Behr: Die Polizei überrollt die öffentliche Auseinandersetzung, indem sie selbst journalistische Rollen einnimmt, sowohl auf Social Media als auch in der täglichen Berichterstattung, wo ihre Berichte teilweise eins zu eins übernommen werden. Da sind aber Wertungen drin. Die Polizei schätzt die Teilnehmerzahl der Demonstranten geringer ein als die Veranstalter. Oder: Verletzte Polizisten werden minutiös gezählt, die Zahl der verletzten Demonstranten hingegen vermisst man oft. Es entsteht ein skandalöses Ungleichgewicht, wenn die Polizei ihre Aufgabe nicht neutral erfüllt, sondern sich als meinungsbildendes Organ betätigt.
profil: Umgekehrt wird bei Demos Beamten mitunter mit der Handykamera aus nächster Nähe ins Gesicht gefilmt.
Behr: Das verunsichert natürlich. Die Polizisten müssen lernen damit umzugehen, dass sie selbst zum Objekt von Beweissicherung im weitesten Sinne oder sogar lächerlich gemacht werden. Das fällt ihnen sehr schwer, was dazu führt, dass auch die eigene Beweissicherung gesteigert wird. Dieses Filmen beruht durchaus auf Gegenseitigkeit.
profil: Mit Videos etwa von der Festnahme einer 65-jährigen, die Passanten zuruft, dass sie zwei Enkelkinder hat, wird gezielt Stimmung gemacht: Neben einer Oma macht die Polizei in der martialischen Montur keine gute Figur.
Behr: Diese Form, die Arbeit der Polizei bloßzustellen, hat eine lange Tradition. Die Ikonografie ist natürlich stärker geworden. Die Polizei unterliegt heute einer nicht mehr kontrollierbaren Bebilderung. In dem geschilderten Fall würde ich ihr zugestehen, dass sie offensiv kommuniziert und einen größeren Ausschnitt wahrnehmbar macht, etwa indem sie eigenes Filmmaterial zur Verfügung stellt. In Deutschland wird so etwas häufig von Social Media Abteilungen erwidert.
profil: In Österreich empfindet sich die Polizei als gesellschaftlich eher gut eingebettet. Sehen Sie hier Unterschiede zu Deutschland?
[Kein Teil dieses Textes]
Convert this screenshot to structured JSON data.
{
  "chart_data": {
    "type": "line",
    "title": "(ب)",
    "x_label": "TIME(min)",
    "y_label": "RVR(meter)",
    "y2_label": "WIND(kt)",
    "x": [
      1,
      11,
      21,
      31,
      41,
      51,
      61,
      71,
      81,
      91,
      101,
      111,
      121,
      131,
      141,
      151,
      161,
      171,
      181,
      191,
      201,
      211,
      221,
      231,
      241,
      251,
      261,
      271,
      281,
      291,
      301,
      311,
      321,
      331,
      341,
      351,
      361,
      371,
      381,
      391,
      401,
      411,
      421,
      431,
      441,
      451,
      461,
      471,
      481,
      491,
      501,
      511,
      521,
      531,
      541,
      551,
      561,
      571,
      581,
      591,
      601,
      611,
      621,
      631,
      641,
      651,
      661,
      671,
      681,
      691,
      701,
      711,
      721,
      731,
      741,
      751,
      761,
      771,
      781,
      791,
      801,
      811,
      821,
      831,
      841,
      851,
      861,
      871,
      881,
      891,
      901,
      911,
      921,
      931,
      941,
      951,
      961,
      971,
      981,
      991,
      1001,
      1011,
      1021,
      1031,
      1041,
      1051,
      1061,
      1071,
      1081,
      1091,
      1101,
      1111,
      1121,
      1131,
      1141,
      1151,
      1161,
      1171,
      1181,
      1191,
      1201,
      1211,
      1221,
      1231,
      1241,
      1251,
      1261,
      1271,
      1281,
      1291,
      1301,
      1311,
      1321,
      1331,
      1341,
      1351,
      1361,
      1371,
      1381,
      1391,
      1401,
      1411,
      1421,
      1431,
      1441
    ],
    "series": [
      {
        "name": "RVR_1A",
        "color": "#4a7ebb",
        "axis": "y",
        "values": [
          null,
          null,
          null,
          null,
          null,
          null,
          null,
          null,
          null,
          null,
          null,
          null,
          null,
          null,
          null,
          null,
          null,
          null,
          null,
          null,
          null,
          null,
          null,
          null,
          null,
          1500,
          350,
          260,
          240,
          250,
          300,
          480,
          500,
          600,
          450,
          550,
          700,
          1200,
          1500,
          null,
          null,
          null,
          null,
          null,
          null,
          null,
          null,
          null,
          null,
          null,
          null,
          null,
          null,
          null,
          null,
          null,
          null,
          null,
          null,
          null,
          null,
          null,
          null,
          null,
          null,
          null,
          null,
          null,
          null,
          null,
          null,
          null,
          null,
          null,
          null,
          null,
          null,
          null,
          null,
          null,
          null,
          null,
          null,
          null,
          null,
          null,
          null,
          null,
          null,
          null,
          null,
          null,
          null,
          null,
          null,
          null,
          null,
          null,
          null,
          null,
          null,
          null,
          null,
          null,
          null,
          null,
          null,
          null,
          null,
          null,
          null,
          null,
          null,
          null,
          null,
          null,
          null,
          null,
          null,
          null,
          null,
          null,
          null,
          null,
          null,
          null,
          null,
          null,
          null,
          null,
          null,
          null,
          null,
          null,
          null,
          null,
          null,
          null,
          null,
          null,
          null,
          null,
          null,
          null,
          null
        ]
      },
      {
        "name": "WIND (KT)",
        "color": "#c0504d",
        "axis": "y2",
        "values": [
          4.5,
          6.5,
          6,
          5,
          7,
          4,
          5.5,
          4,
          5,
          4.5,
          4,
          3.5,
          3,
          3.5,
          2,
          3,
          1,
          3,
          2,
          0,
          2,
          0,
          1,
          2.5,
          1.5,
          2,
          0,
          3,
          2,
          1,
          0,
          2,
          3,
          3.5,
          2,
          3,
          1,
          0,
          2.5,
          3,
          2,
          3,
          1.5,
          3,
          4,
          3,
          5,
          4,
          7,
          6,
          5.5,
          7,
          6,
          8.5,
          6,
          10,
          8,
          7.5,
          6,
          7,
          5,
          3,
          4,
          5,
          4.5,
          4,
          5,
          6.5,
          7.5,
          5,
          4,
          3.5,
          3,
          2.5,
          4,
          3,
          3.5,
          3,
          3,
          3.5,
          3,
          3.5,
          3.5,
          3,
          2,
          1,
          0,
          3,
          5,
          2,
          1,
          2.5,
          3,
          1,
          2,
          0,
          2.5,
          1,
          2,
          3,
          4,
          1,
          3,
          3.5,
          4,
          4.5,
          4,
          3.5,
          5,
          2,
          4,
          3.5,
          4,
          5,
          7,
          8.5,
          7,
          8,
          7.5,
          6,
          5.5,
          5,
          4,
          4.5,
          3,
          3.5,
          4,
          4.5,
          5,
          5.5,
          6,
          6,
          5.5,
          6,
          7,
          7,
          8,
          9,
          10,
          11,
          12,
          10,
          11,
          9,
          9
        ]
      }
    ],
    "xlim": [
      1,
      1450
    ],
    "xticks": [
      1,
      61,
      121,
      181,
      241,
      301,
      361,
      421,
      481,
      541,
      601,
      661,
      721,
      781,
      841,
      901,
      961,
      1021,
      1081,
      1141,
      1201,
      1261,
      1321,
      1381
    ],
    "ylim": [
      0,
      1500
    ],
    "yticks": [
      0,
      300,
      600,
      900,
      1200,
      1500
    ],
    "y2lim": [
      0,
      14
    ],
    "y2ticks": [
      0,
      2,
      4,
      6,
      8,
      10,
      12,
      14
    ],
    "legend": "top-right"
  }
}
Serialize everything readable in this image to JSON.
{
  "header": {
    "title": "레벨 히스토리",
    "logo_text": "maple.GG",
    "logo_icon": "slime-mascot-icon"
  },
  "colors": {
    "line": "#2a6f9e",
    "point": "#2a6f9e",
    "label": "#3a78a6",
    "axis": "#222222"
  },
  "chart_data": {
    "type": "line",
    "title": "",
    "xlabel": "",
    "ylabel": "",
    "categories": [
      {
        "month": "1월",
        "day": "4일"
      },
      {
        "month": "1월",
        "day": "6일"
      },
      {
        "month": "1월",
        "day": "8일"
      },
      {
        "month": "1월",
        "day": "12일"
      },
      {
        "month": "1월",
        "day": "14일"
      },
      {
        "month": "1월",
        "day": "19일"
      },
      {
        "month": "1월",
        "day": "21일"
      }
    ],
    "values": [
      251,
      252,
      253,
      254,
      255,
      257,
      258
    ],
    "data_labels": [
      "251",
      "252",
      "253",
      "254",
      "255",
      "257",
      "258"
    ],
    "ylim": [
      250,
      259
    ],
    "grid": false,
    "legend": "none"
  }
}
Behr: Ich war einige Jahre als Berater beim Projekt „Polizei. Macht. Menschen. Rechte“ tätig. Da hat man sich aufrichtig bemüht, Menschenrechte vom lästigen Übel zum Kernauftrag umzuwidmen. Es gibt in der österreichischen Polizei – nicht anders wie in Deutschland – eine große Gruppe hochangepasster Menschen, die ein sehr ziviles Auftreten haben und sich in einem Schutzberuf für den sozialen Frieden sehen. Fehlverhalten zu individualisieren, statt strukturelle Mängel zu thematisieren – sprich: unser Laden ist in Ordnung, wir brauchen keine externe Kontrolle – ist aber in beiden Ländern üblich. In einem Punkt würde ich die Polizei in Österreich dennoch anders sehen: Man reagiert auf Impulse von außen bereitwilliger und schneller. In Deutschland wird die Legimität von Reformen erst einmal in Frage gestellt. In dieser Hinsicht habe ich die Atmosphäre in Österreich als aufgeschlossener empfunden.